File size: 1,858 Bytes

# Known limitations — tritllm-codec

Items previously raised in code review have been addressed in the current
release. This document only lists deliberate design tradeoffs that the codec
review surfaced, not bugs.

## Design tradeoffs

### Scale codebook upper bound = `max(group_abs_maxes)`
**Where:** [`quantize_model_v2.py`, `trit_quantize_scales`, `log_max = np.max(...)`](quantize_model_v2.py#L107)

The 27-entry log-spaced scale codebook spans `[log_min, log_max]` where
`log_max` is taken to be the maximum group magnitude in the matrix. This is
intentional — an earlier 99.9th-percentile bound (commit prior to `0c16d24`)
clipped large-scale outlier groups and lost their resolution.

The downside: a single extreme-scale outlier group can stretch the log-spaced
range and reduce scale resolution for the bulk of normal-magnitude groups in
the same matrix.

We do not see this cause measurable quality regressions on Qwen2.5, Llama-3.1,
or Mistral-7B. If you observe unexpectedly high PPL on a new model family with
heavy-tailed scale distributions, this is the first place to look.

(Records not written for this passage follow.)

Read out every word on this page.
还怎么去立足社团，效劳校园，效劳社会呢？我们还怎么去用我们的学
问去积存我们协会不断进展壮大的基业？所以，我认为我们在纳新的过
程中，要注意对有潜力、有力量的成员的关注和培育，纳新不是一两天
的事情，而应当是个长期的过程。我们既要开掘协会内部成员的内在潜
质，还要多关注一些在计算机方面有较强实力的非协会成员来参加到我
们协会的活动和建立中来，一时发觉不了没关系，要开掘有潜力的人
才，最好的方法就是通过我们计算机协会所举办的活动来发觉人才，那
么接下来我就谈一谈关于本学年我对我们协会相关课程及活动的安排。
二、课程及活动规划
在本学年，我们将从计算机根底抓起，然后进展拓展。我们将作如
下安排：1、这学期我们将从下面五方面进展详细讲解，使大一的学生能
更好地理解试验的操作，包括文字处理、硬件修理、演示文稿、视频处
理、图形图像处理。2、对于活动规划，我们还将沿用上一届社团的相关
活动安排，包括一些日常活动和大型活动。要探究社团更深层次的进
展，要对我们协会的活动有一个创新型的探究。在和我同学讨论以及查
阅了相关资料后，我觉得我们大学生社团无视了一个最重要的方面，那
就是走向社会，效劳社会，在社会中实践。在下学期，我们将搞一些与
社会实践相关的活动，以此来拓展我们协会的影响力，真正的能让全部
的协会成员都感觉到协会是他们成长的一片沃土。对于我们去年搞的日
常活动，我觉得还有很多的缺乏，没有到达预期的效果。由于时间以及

We did not change this in the current release because changing it would alter
the bit-exact output of the codec and invalidate published paper numbers; a
future v3 may replace `np.max` with a soft-cap (e.g. `min(max, 4 * p99)`) that
is robust to single extreme outliers without giving up large-scale fidelity.

### Scale candidate set is fixed at 4 percentiles
**Where:** [`quantize_model_v2.py`, `compute_best_scale_4cand`](quantize_model_v2.py#L75)

The MSE-best scale is selected from four fixed order statistics — indices
`[gs-6, gs-4, gs-2, gs-1]` of sorted `|w|`. This is a deliberate compute /
quality tradeoff (≈50× speedup over an exhaustive sweep, <1% PPL gap measured
on Qwen2.5-7B), not a bug. The function name and docstring now reflect this.